In dieser Woche entschuldigte sich der T-Mobile-Konzern für den bislang größten Ausfall eines Handynetzes in Deutschland. Vor ein paar Monaten entschuldigte sich Noch-Deutsche-Bahn-Chef Mehdorn für die Überwachung praktisch aller Konzernmitarbeiter. Und vor wenigen Wochen entschuldigten sich die Kölner Verkehrsbetriebe nach dem Einsturz des Stadtarchivs mit zwei Toten für eventuelle Versäumnisse beim U-Bahn-Bau. Aber funktioniert dieses Sich-Entschuldigen denn überhaupt? Euer Bryan sagt: Nein, never ever!

Denn – und nehmt bitte mich und den Begriff Entschuldigung beim Wort: Wo kämen wir da hin, wenn sich jeder selbst ent-schuldigen könnte?! Jemanden entschuldigen kann logischerweise allenfalls derjenige, der um Entschuldigung gebeten wird. Also ich finde das ja Klasse, endlich habe ich mal was zu entscheiden: Entweder ich nehme die Bitte um Entschuldigung an oder ich entschuldige den „Frevler“ eben nicht. Wer immer es ernst und ehrlich mit mir und mit seiner Reue meint, der gebe gut auf seine Worte acht. Passt auch Ihr bitte einfach mal genau auf, wer bei Euch wie für seine Verfehlungen beziehungsweise sein Unrecht um Nachsicht, Verständnis oder um Entschuldigung bittet: Sich selbst einen Frei-spruch zu erteilen, das geht einfach nicht, Ihr T-Mobiles und Mehdorns dieser Welt. Ist aber halt viel praktischer für Euch: Das Risiko, nicht entschuldigt zu werden, ist mitunter wohl zu groß – da entschuldigt man sich lieber gleich selbst.

Leider fand in Eurem allgemeinen Sprachgebrauch eine unentschuldbare (!) Begriffsverschiebung statt: Das im Grunde völlig unsinnige Ich entschuldige mich ist heutzutage Alltagssprache geworden. Es ist sogar dermaßen üblich, dass nicht einmal mehr der Duden auf den wesentlichen Unterschied zwischen der Floskel vom Sich-Entschuldigen und der ernsthaften Bitte um Vergebung hinweist! Das ist unverzeihlich und für mich ein Grund zum Aus-dem-Fell-Fahren. Dieser Duden weist lediglich darauf hin, dass die von Euch Menschen häufig gebrauchte Formel Entschuldigen Sie vielmals „eigentlich unsinnig“, sprich kompletter Bockmist ist: Denn, so sagt der Duden zu Recht, „man kann einen Menschen zwar vielmals bitten, etwas zu entschuldigen (…), aber nicht von ihm verlangen, dass er etwas vielmals entschuldigt“.

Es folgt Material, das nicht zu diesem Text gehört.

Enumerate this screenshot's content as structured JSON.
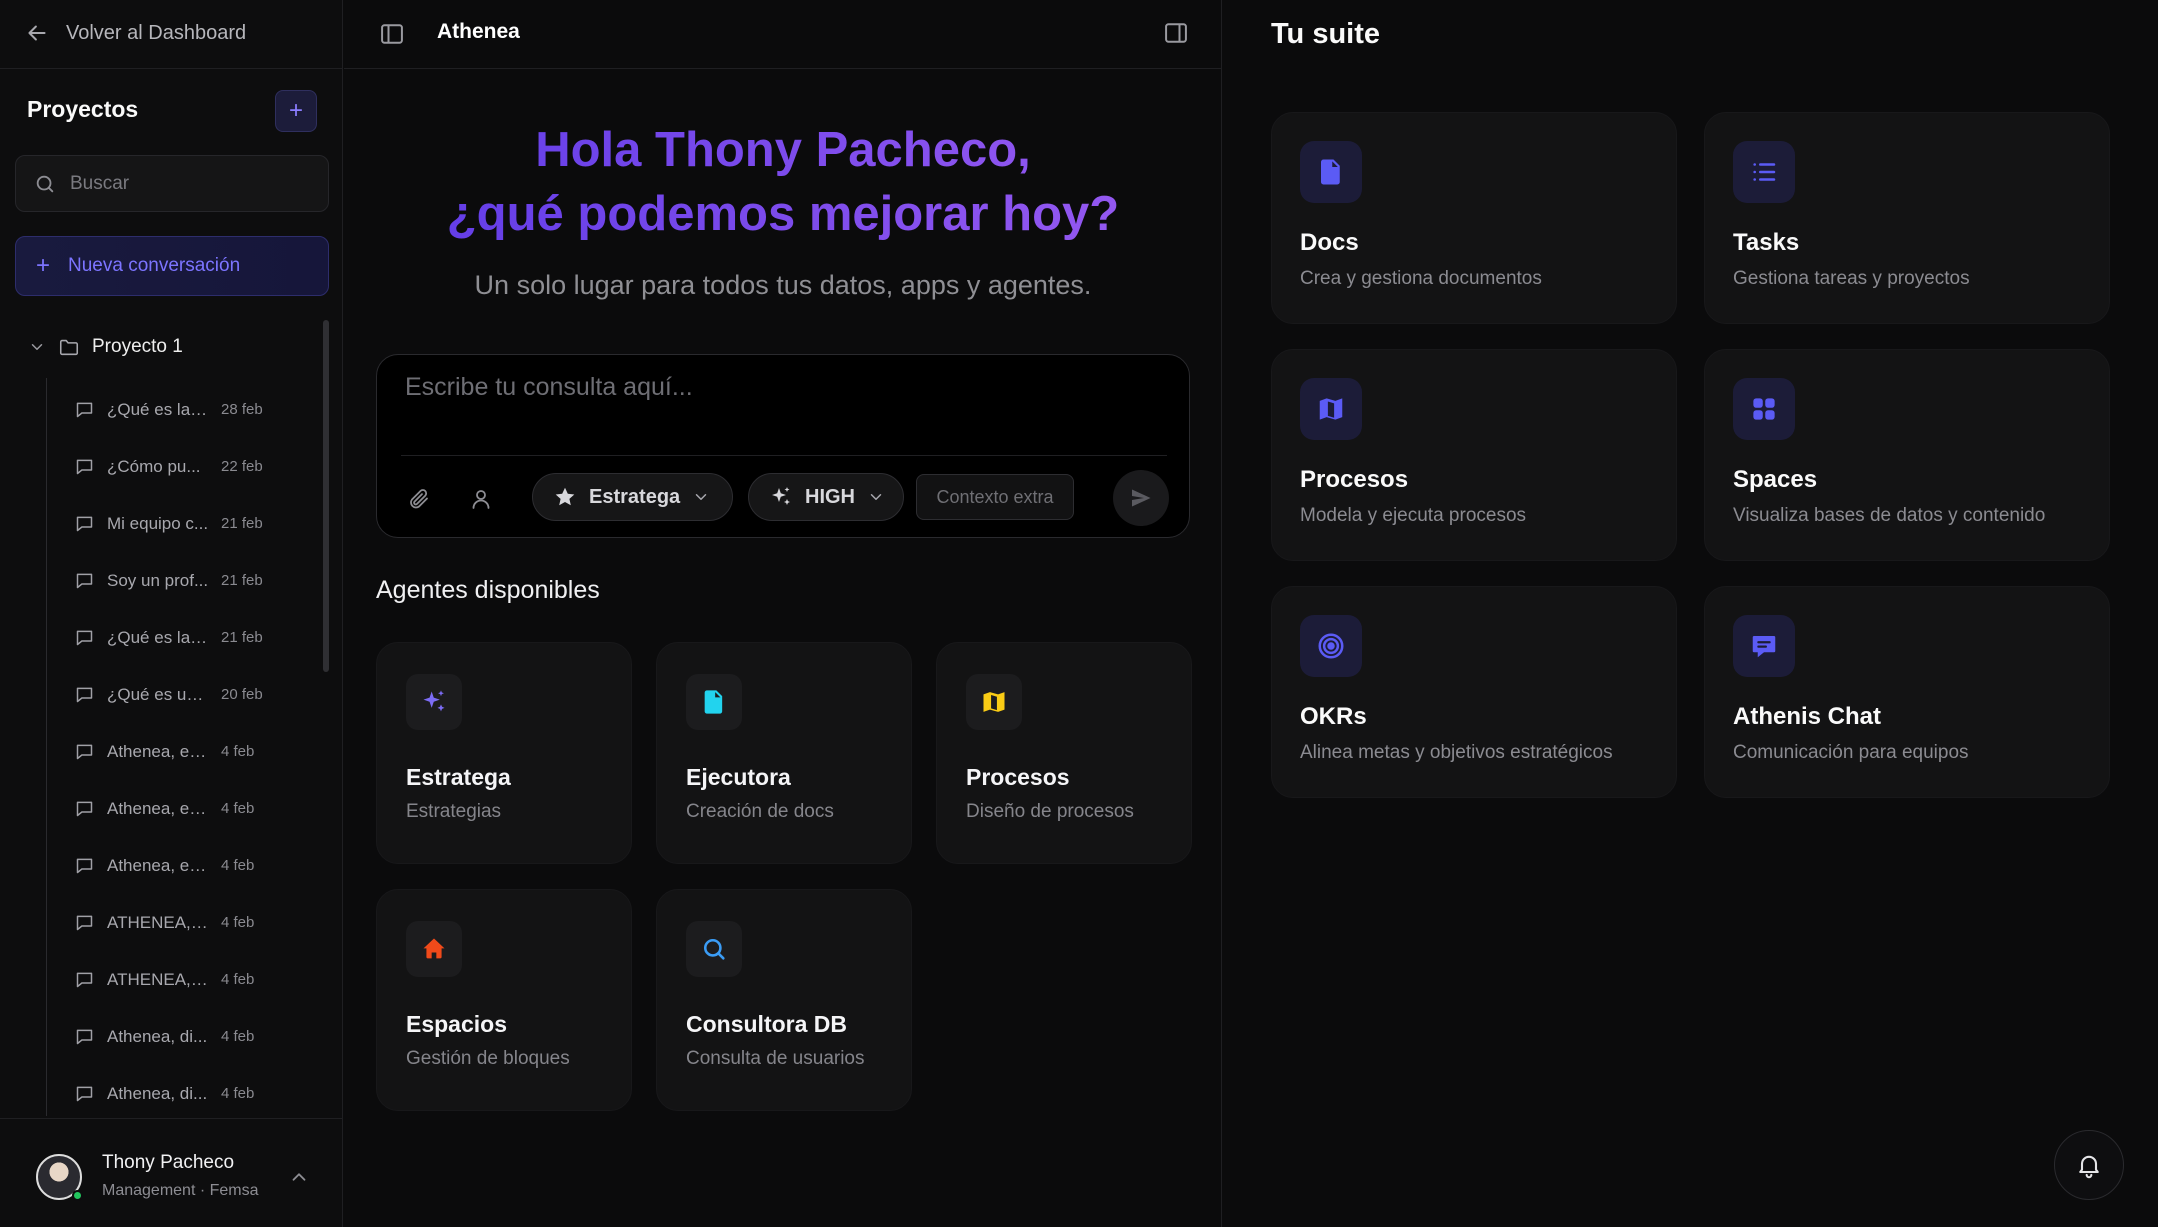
{
  "sidebar": {
    "back_label": "Volver al Dashboard",
    "projects_title": "Proyectos",
    "add_label": "+",
    "search_placeholder": "Buscar",
    "new_conversation_label": "Nueva conversación",
    "folder_name": "Proyecto 1",
    "conversations": [
      {
        "title": "¿Qué es la ...",
        "date": "28 feb"
      },
      {
        "title": "¿Cómo pu...",
        "date": "22 feb"
      },
      {
        "title": "Mi equipo c...",
        "date": "21 feb"
      },
      {
        "title": "Soy un prof...",
        "date": "21 feb"
      },
      {
        "title": "¿Qué es la ...",
        "date": "21 feb"
      },
      {
        "title": "¿Qué es un...",
        "date": "20 feb"
      },
      {
        "title": "Athenea, ex...",
        "date": "4 feb"
      },
      {
        "title": "Athenea, ex...",
        "date": "4 feb"
      },
      {
        "title": "Athenea, ex...",
        "date": "4 feb"
      },
      {
        "title": "ATHENEA, a...",
        "date": "4 feb"
      },
      {
        "title": "ATHENEA, a...",
        "date": "4 feb"
      },
      {
        "title": "Athenea, di...",
        "date": "4 feb"
      },
      {
        "title": "Athenea, di...",
        "date": "4 feb"
      }
    ],
    "user": {
      "name": "Thony Pacheco",
      "role": "Management · Femsa"
    }
  },
  "main": {
    "title": "Athenea",
    "greeting_line1": "Hola Thony Pacheco,",
    "greeting_line2": "¿qué podemos mejorar hoy?",
    "subtitle": "Un solo lugar para todos tus datos, apps y agentes.",
    "composer": {
      "placeholder": "Escribe tu consulta aquí...",
      "agent_select": "Estratega",
      "level_select": "HIGH",
      "context_label": "Contexto extra"
    },
    "agents_title": "Agentes disponibles",
    "agents": [
      {
        "name": "Estratega",
        "desc": "Estrategias",
        "icon": "sparkles-icon",
        "color": "#7c6cf5"
      },
      {
        "name": "Ejecutora",
        "desc": "Creación de docs",
        "icon": "document-icon",
        "color": "#22d3ee"
      },
      {
        "name": "Procesos",
        "desc": "Diseño de procesos",
        "icon": "map-icon",
        "color": "#facc15"
      },
      {
        "name": "Espacios",
        "desc": "Gestión de bloques",
        "icon": "home-icon",
        "color": "#f04a1a"
      },
      {
        "name": "Consultora DB",
        "desc": "Consulta de usuarios",
        "icon": "search-icon",
        "color": "#3b9cf5"
      }
    ]
  },
  "suite": {
    "title": "Tu suite",
    "apps": [
      {
        "name": "Docs",
        "desc": "Crea y gestiona documentos",
        "icon": "document-icon"
      },
      {
        "name": "Tasks",
        "desc": "Gestiona tareas y proyectos",
        "icon": "list-icon"
      },
      {
        "name": "Procesos",
        "desc": "Modela y ejecuta procesos",
        "icon": "map-icon"
      },
      {
        "name": "Spaces",
        "desc": "Visualiza bases de datos y contenido",
        "icon": "grid-icon"
      },
      {
        "name": "OKRs",
        "desc": "Alinea metas y objetivos estratégicos",
        "icon": "target-icon"
      },
      {
        "name": "Athenis Chat",
        "desc": "Comunicación para equipos",
        "icon": "chat-icon"
      }
    ],
    "accent": "#5b5bf5"
  }
}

Auch so kann eine Bitte um Entschuldigung (m)aussehen …

Vielleicht macht Ihr es so wie ich: Gegen die Höflichkeitsformel Entschuldigung habe ich natürlich nicht viel einzuwenden: Die Frage „Entschuldigung, wo geht’s denn hier zum Bahnhof?“ klingt auf jeden Fall viel freundlicher als „He, hast du mal ’nen Euro für mich?“ Aber wehe, wenn etwa jemand den Papi stundenlang warten lässt und sich danach mit einem lapidaren „Ich entschuldige mich“ entschuldigen will. Da stößt er bei mir und dem Papi auf Granit!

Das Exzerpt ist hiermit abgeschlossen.